Silty water offers a great deal of carp fishing potential. You can almost guarantee that if there’s silt in your water, the carp will know about it and feed there. The only determining factor is that where silt is sparse compared to the surrounding bottom, it is sure to be very obvious to the angler as well, putting the fish very much under pressure.
On the other hand, where silt is abundant, the coin is reversed and the task of locating the feeding areas is somewhat harder. In fact, it can be so difficult on some waters, it’s one of the main reasons why I think the silty meres and estate lakes are the hardest venues to fish.
Find your mark
Getting to know the lake bed is where success at silt fishing really lies, especially on those waters which hold a great deal of it. I firmly believe that not even the pressure cycle can make some gravel pits as hard as the heavily silted venues, which have an awkward nature about them.
The reason for this is that not all silt is the same. It varies in depths as well as in age. It is formed in a number of different ways too, more often than not by deposits of leaf matter which are then broken down by organisms in the aquatic environment.
In a newly dug gravel pit (twenty years old or less), silt may be found in very isolated patches. These may be a couple of centimetres deep. Finding them could lead to the gold mine we all dream about. The leeward side of a gravel bar may be one such area, or perhaps the windward end has a bay which is surrounded by trees. Naturally occurring weed areas may be silty too – the silt is often why the weed roots have established there.
At an old estate lake, the silt is likely to be much deeper and different in composition. The depth of the water may only look a couple of inches but underneath there is four feet of silt. The older the silt, the deeper it usually is, but the important thing to remember is that age does not affect the richness of the food found among it. A lot of the nutrients a water needs are locked up in the silt, which is why fisheries add lime to silty areas to assist with nutrient control.
You may also find really smelly silt. These are usually in the deeper windward areas. This kind of silt stinks and is very black in appearance. It sounds strange, but the best way of finding it is after you’ve fished. Where it is present, your hookbait will turn black after soaking up the deposits of it. It will have lost all attraction and will smell of rotten eggs, and in my experience these areas aren’t very good.
Bait for carp in silt
The ideal in silt is to discover the natural food larders. These are the spots which the carp visit to feed on a regular basis. A rolling fish in the same spot may be a sign of one, as might fizzing making its way up from the bottom, or coloured water. The food larders are sometimes locked up in the silt as much as a couple of feet down, because this is where the larvae feel safest depositing their eggs. Once they’ve been discovered by the carp, there will almost certainly be a difference in depth.
One of the best types of bait for silt is particles. I’ve had so many memorable sessions over silt using tiny seeds, it’s usually the first bait which comes into my mind when I’m confronted with it. Small seeds which excite the grubbing instincts of carp would be my first choice because they resemble the types of food that carp feed on in these areas. They tuck away into little crevices and get the carp rooting around which prolongs the feeding spell, as the fish need to work to achieve satisfaction.
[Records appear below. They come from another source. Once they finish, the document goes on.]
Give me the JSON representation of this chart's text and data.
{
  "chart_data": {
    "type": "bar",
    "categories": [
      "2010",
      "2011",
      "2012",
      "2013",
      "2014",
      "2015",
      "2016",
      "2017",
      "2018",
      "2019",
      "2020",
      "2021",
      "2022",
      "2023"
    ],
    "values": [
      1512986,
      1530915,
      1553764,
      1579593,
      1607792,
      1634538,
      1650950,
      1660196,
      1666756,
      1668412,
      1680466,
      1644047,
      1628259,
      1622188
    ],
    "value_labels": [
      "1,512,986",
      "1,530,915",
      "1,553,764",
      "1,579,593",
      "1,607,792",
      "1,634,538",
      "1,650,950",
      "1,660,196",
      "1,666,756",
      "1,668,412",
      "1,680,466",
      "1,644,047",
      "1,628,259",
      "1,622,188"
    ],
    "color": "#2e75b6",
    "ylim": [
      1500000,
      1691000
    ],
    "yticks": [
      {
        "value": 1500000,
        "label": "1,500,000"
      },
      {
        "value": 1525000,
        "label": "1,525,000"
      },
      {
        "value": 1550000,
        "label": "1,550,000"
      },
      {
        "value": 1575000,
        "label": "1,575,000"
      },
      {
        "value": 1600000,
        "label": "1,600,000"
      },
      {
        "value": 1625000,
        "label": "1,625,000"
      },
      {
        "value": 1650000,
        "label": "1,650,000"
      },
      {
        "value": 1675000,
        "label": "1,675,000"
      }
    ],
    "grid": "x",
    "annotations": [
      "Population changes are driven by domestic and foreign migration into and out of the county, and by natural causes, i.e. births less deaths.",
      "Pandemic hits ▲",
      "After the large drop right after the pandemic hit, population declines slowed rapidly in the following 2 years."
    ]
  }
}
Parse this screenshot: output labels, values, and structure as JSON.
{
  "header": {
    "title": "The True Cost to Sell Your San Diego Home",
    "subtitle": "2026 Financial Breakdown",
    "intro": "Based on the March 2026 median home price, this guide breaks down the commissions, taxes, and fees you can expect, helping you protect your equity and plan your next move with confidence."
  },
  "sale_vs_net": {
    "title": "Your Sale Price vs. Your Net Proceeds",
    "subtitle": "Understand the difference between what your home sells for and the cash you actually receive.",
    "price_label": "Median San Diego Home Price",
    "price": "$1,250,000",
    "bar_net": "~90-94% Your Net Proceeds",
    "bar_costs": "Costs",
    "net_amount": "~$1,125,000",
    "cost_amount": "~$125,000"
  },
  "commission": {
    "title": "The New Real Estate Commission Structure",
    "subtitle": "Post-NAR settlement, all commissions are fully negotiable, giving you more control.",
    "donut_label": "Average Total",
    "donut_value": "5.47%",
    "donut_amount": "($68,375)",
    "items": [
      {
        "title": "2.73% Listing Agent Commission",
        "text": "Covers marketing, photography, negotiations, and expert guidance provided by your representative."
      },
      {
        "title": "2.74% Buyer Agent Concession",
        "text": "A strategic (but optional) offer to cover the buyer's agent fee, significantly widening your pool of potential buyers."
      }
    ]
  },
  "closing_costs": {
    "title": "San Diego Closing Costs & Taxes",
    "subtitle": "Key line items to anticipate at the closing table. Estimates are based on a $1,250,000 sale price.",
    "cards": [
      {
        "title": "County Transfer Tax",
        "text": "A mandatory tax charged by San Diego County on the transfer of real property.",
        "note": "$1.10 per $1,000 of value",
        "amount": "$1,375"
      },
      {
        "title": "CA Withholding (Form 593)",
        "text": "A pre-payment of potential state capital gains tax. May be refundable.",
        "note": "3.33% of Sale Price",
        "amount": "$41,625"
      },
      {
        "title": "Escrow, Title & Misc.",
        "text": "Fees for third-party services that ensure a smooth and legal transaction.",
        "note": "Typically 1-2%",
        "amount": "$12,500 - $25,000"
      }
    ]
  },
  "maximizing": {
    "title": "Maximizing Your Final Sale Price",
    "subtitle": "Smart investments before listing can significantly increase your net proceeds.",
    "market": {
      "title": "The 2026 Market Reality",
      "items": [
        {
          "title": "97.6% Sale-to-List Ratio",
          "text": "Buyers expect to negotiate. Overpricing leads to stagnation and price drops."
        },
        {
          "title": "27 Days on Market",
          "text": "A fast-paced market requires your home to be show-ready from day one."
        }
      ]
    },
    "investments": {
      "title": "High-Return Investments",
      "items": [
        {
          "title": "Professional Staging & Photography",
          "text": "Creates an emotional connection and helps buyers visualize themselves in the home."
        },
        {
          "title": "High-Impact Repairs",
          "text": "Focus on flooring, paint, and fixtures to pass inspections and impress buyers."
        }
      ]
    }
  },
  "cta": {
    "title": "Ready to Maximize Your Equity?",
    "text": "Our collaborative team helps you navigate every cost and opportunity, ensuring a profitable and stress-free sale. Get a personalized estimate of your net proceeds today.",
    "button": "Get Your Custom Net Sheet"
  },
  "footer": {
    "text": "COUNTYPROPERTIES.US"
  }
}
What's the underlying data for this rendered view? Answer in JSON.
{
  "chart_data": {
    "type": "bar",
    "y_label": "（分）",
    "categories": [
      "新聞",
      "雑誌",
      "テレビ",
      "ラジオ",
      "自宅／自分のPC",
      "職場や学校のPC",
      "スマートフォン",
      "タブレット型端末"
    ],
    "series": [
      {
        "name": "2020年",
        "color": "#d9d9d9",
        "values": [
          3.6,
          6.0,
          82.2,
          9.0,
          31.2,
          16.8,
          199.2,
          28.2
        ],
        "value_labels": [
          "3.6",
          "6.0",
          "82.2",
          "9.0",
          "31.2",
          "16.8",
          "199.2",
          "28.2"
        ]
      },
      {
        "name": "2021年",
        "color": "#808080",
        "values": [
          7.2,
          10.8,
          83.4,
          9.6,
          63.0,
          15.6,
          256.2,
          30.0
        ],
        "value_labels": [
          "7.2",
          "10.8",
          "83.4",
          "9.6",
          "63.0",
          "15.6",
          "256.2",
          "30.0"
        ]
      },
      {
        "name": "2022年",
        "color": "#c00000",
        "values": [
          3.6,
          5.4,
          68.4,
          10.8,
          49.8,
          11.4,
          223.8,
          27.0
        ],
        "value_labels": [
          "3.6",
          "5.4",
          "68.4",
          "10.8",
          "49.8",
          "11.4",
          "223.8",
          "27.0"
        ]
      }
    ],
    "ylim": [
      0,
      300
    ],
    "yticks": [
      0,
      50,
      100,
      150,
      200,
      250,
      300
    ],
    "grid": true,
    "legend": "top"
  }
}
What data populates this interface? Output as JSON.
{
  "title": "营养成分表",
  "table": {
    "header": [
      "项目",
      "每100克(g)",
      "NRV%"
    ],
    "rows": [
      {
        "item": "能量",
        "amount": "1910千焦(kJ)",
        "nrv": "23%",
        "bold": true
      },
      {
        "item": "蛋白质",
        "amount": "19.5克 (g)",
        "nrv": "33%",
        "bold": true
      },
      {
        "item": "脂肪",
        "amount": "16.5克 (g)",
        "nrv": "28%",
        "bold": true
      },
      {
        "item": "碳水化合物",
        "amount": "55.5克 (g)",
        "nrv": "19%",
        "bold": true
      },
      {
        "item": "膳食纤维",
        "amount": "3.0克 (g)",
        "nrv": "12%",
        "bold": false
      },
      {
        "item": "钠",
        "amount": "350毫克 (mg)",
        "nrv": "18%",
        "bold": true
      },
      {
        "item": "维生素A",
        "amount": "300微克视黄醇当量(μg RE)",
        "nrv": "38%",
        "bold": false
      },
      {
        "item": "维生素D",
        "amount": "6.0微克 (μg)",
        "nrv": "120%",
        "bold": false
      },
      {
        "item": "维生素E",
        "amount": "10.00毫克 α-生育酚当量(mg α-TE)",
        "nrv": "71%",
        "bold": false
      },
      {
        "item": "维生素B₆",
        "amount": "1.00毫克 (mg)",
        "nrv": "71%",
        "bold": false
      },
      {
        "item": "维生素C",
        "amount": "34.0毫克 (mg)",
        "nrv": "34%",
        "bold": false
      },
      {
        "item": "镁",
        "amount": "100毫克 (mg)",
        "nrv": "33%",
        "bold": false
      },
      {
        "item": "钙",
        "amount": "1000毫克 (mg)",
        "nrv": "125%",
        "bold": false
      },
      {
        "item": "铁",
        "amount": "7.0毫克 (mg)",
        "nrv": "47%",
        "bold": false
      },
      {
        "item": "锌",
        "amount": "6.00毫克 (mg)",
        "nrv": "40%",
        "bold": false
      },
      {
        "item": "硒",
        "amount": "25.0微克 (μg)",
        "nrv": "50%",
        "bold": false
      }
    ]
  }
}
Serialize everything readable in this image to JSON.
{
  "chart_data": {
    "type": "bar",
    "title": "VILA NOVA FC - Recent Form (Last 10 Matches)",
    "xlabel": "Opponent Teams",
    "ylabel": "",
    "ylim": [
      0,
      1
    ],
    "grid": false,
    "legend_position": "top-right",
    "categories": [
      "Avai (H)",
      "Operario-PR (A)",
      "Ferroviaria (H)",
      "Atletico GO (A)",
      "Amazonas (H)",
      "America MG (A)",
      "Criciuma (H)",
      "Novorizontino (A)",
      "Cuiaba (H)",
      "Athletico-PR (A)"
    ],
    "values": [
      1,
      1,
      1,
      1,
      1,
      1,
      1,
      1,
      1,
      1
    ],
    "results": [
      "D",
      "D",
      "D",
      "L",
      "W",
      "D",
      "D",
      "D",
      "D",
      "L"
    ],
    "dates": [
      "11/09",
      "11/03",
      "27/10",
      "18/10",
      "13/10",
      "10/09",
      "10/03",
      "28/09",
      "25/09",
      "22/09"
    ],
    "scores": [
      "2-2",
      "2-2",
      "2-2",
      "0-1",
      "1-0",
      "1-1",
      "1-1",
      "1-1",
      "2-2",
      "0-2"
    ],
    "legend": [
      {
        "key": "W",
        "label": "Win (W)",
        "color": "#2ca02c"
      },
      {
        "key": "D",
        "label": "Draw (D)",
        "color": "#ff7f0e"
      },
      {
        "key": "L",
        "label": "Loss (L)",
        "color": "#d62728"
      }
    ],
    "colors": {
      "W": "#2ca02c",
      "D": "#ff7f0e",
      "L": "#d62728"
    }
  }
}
Of course boilies also work well over silt. However, I tend to use them only where the silt is much firmer as I don’t like the idea of burying them, making it hard for the carp to find them. On the hook I prefer bottom baits when I can get away with them, but there aren’t many types of silt that are hard enough to keep this type of presented bait visible. I therefore have a tendency to use pop-ups more than anything when confronted with silt. A lot of silt has at least an inch or two of suspended surface layer, so I usually go with one of about two-inches up off the deck, critically balancing it on a fairly long link of at least 8-inches.
Which rig to use in silt?
For the rig I use the same basic one I looked at last time. I will take into consideration that the lead may sink into the silt, so if I’m using a preferred length of hooklink, say 8-inches, I will add a couple of inches to allow for the sinking of the lead. This applies to both boating out hookbaits as well as casting. If I’m boating out, I’m usually fishing at extreme range, in which case I will be using a heavy lead to keep the line tight.
So there you have it, a short and concise look at how I tackle silt. I’ve had some great catches down the years from silty waters and you too can experience the same if you tackle it in the right way.